My impression is that you are concerned by the comments in T2030, and warned off of a use case that you have in mind. Perhaps if you define the use case, it would help to clarify some of the discussion.
If you want a config_dict of the saved config file for comparison, irrespective of the state of active/effective/working, that should be easy to do.

The use case is this: I want to get a dictionary of the config that I need to apply in a script. Whether that is by comparing working/session and current/active configs or by implementing a new method to get it from cli-shell-api directly. On boot, this comparison should return the whole unapplied config that the script is being asked to commit. During a config session, this should return just the unapplied changes that the user made in the current config session. This way we can granularly apply configs to interfaces and services and not restart or delete them if we don't need to. If only the comment of a node changed, I see no current way to easily detect that and not apply the whole config anyway. This means we often need to delete and recreate an interface for just comment changes.
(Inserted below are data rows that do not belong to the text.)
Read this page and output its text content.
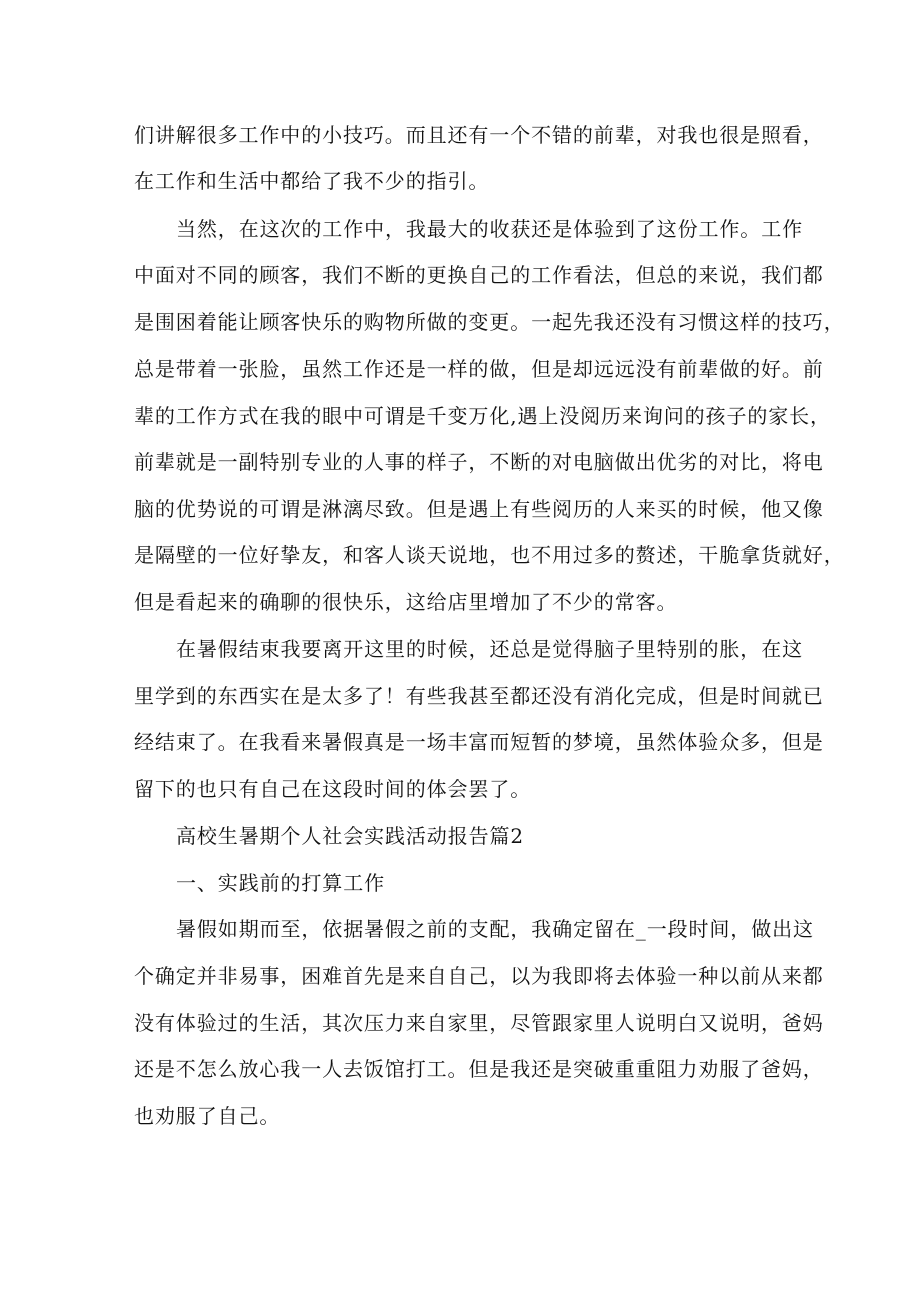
们讲解很多工作中的小技巧。而且还有一个不错的前辈，对我也很是照看，
在工作和生活中都给了我不少的指引。
当然，在这次的工作中，我最大的收获还是体验到了这份工作。工作
中面对不同的顾客，我们不断的更换自己的工作看法，但总的来说，我们都
是围困着能让顾客快乐的购物所做的变更。一起先我还没有习惯这样的技巧，
总是带着一张脸，虽然工作还是一样的做，但是却远远没有前辈做的好。前
辈的工作方式在我的眼中可谓是千变万化,遇上没阅历来询问的孩子的家长，
前辈就是一副特别专业的人事的样子，不断的对电脑做出优劣的对比，将电
脑的优势说的可谓是淋漓尽致。但是遇上有些阅历的人来买的时候，他又像
是隔壁的一位好挚友，和客人谈天说地，也不用过多的赘述，干脆拿货就好，
但是看起来的确聊的很快乐，这给店里增加了不少的常客。
在暑假结束我要离开这里的时候，还总是觉得脑子里特别的胀，在这
里学到的东西实在是太多了！有些我甚至都还没有消化完成，但是时间就已
经结束了。在我看来暑假真是一场丰富而短暂的梦境，虽然体验众多，但是
留下的也只有自己在这段时间的体会罢了。
高校生暑期个人社会实践活动报告篇2
一、实践前的打算工作
暑假如期而至，依据暑假之前的支配，我确定留在_一段时间，做出这
个确定并非易事，困难首先是来自自己，以为我即将去体验一种以前从来都
没有体验过的生活，其次压力来自家里，尽管跟家里人说明白又说明，爸妈
还是不怎么放心我一人去饭馆打工。但是我还是突破重重阻力劝服了爸妈，
也劝服了自己。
T2030 was AFAIK a prime example of this: the initial implementation of the code in question assumed that get_effective (current/active config) returned an empty config on boot, as it should as there is no active config yet, but instead it returned config.boot, which meant the comparison returned zero differences, so the script thought there were no changes to apply. To fix the bug, this was then changed to read the active config from the interface (/sys) directly, but obviously we can't do that for everything!
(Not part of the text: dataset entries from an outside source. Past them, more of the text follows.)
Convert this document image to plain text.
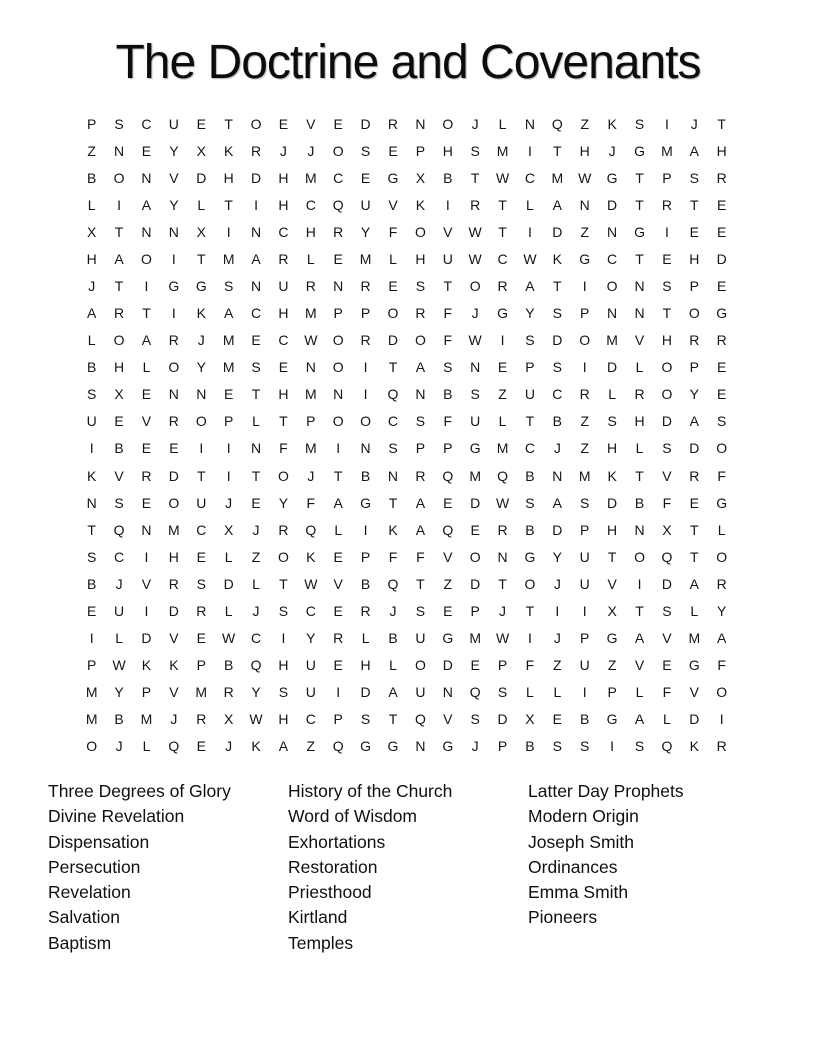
The Doctrine and Covenants
P	S	C	U	E	T	O	E	V	E	D	R	N	O	J	L	N	Q	Z	K	S	I	J	T
Z	N	E	Y	X	K	R	J	J	O	S	E	P	H	S	M	I	T	H	J	G	M	A	H
B	O	N	V	D	H	D	H	M	C	E	G	X	B	T	W	C	M	W	G	T	P	S	R
L	I	A	Y	L	T	I	H	C	Q	U	V	K	I	R	T	L	A	N	D	T	R	T	E
X	T	N	N	X	I	N	C	H	R	Y	F	O	V	W	T	I	D	Z	N	G	I	E	E
H	A	O	I	T	M	A	R	L	E	M	L	H	U	W	C	W	K	G	C	T	E	H	D
J	T	I	G	G	S	N	U	R	N	R	E	S	T	O	R	A	T	I	O	N	S	P	E
A	R	T	I	K	A	C	H	M	P	P	O	R	F	J	G	Y	S	P	N	N	T	O	G
L	O	A	R	J	M	E	C	W	O	R	D	O	F	W	I	S	D	O	M	V	H	R	R
B	H	L	O	Y	M	S	E	N	O	I	T	A	S	N	E	P	S	I	D	L	O	P	E
S	X	E	N	N	E	T	H	M	N	I	Q	N	B	S	Z	U	C	R	L	R	O	Y	E
U	E	V	R	O	P	L	T	P	O	O	C	S	F	U	L	T	B	Z	S	H	D	A	S
I	B	E	E	I	I	N	F	M	I	N	S	P	P	G	M	C	J	Z	H	L	S	D	O
K	V	R	D	T	I	T	O	J	T	B	N	R	Q	M	Q	B	N	M	K	T	V	R	F
N	S	E	O	U	J	E	Y	F	A	G	T	A	E	D	W	S	A	S	D	B	F	E	G
T	Q	N	M	C	X	J	R	Q	L	I	K	A	Q	E	R	B	D	P	H	N	X	T	L
S	C	I	H	E	L	Z	O	K	E	P	F	F	V	O	N	G	Y	U	T	O	Q	T	O
B	J	V	R	S	D	L	T	W	V	B	Q	T	Z	D	T	O	J	U	V	I	D	A	R
E	U	I	D	R	L	J	S	C	E	R	J	S	E	P	J	T	I	I	X	T	S	L	Y
I	L	D	V	E	W	C	I	Y	R	L	B	U	G	M	W	I	J	P	G	A	V	M	A
P	W	K	K	P	B	Q	H	U	E	H	L	O	D	E	P	F	Z	U	Z	V	E	G	F
M	Y	P	V	M	R	Y	S	U	I	D	A	U	N	Q	S	L	L	I	P	L	F	V	O
M	B	M	J	R	X	W	H	C	P	S	T	Q	V	S	D	X	E	B	G	A	L	D	I
O	J	L	Q	E	J	K	A	Z	Q	G	G	N	G	J	P	B	S	S	I	S	Q	K	R
Three Degrees of Glory
Divine Revelation
Dispensation
Persecution
Revelation
Salvation
Baptism
History of the Church
Word of Wisdom
Exhortations
Restoration
Priesthood
Kirtland
Temples
Latter Day Prophets
Modern Origin
Joseph Smith
Ordinances
Emma Smith
Pioneers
I'm unfamiliar with how cli-shell-api operates and what we can get from it in different states, but I assume it has more functionality that would be useful for scripts that isn't exposed through the python bindings right now. Maybe it's best to expose more of its functionality to the end scripts and let us decide what parameters we want to read from it, than try to hide or abstract its behavior.
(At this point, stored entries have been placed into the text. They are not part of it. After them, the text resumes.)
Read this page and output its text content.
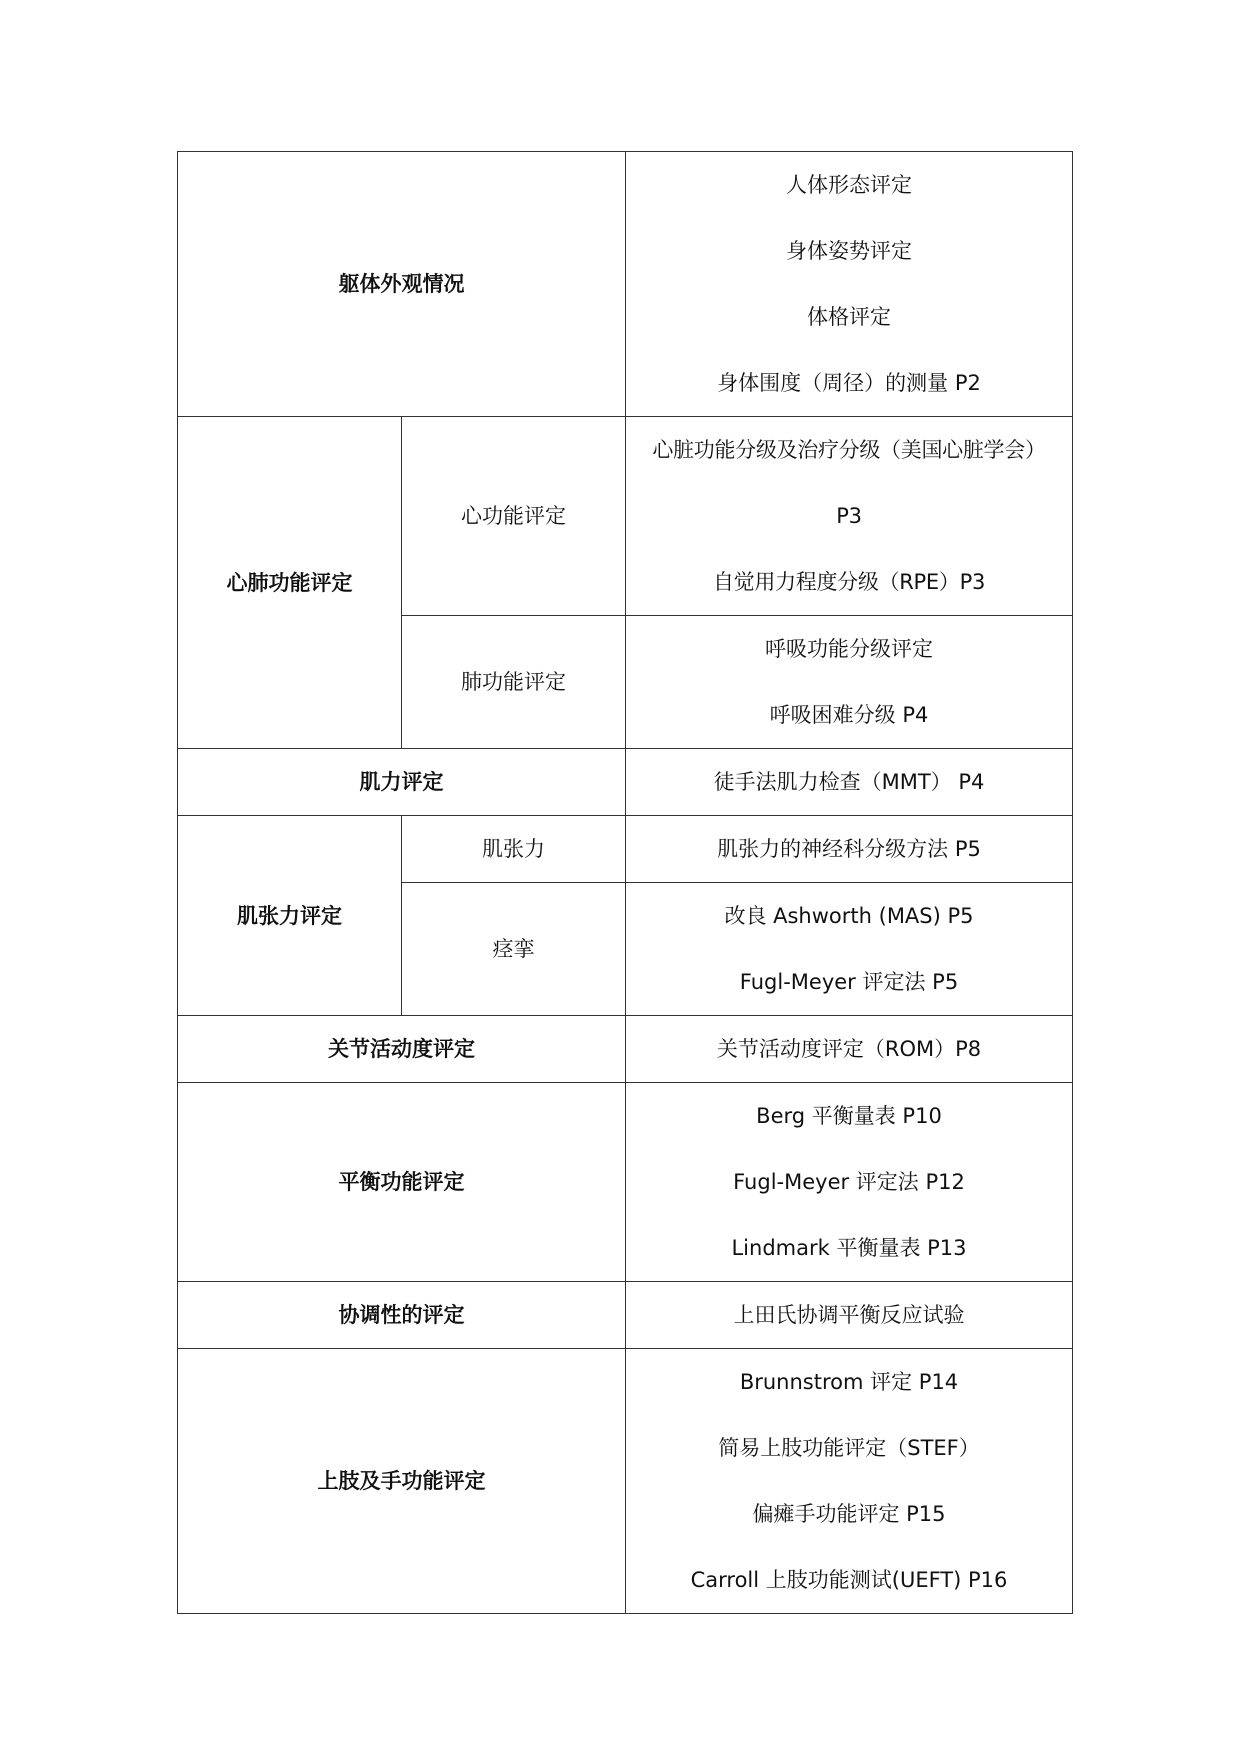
躯体外观情况		人体形态评定
身体姿势评定
体格评定
身体围度（周径）的测量 P2

心肺功能评定	心功能评定	心脏功能分级及治疗分级（美国心脏学会）
P3
自觉用力程度分级（RPE）P3

	肺功能评定	呼吸功能分级评定
呼吸困难分级 P4

肌力评定		徒手法肌力检查（MMT） P4

肌张力评定	肌张力	肌张力的神经科分级方法 P5

	痉挛	改良 Ashworth (MAS) P5
Fugl-Meyer 评定法 P5

关节活动度评定		关节活动度评定（ROM）P8

平衡功能评定		Berg 平衡量表 P10
Fugl-Meyer 评定法 P12
Lindmark 平衡量表 P13

协调性的评定		上田氏协调平衡反应试验

上肢及手功能评定		Brunnstrom 评定 P14
简易上肢功能评定（STEF）
偏瘫手功能评定 P15
Carroll 上肢功能测试(UEFT) P16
@thomas-mangin I saw that and I think it's a good idea, to even make it into a common library we could use from all interface scripts. Does it work correctly on boot however? I see it uses exactly the same config.py methods that I'm talking about above that would return incorrect values on boot. I didn't try it but I'm highly suspecting it doesn't.

@jjakob it does nothing about the boot case but it would be much easier to add it to that code than what we do ATM.

jestabro claimed this task.May 8 2020, 2:54 PM

Okay @jjakob, thanks for pinpointing the concern: (quoting from above) 'IMO this should not read config.boot, but return an empty config' --- this is a reasonable position; I will test this modification, along with a consistent change to get_config_dict, and we can discuss.

Suggested patch here:
https://github.com/vyos/vyos-1x/compare/current...jestabro:T2049.patch

The concern would be that somewhere, there is code either explicitly or implicitly relying on the old behaviour; testing is needed before merging.

jestabro changed the task status from Open to Needs testing.May 10 2020, 3:50 AM
jestabro closed this task as Resolved.May 17 2020, 7:06 PM
jestabro moved this task from Need Triage to Finished on the VyOS 1.3 Equuleus board.

@jestabro I think T2501 is related to this - can you take a look?

@jjakob yes, thanks for pointing this out ...

@jjakob, yes I see the issue there; but firstly, did you try debugging with boot parameter 'vyos-config-debug' ? cf.

https://docs.vyos.io/en/latest/contributing/development.html#debugging

I agree that is not a resolution to the fact that load presumes an active config, but I added the above for precisely this situation.

@jestabro thanks for that tip, vyos-config-debug helped me track down the failing code. At least I can continue working until T2501 is fixed.

Cool, thanks for pointing this out; I will take T2501, and will probably rename for clarity.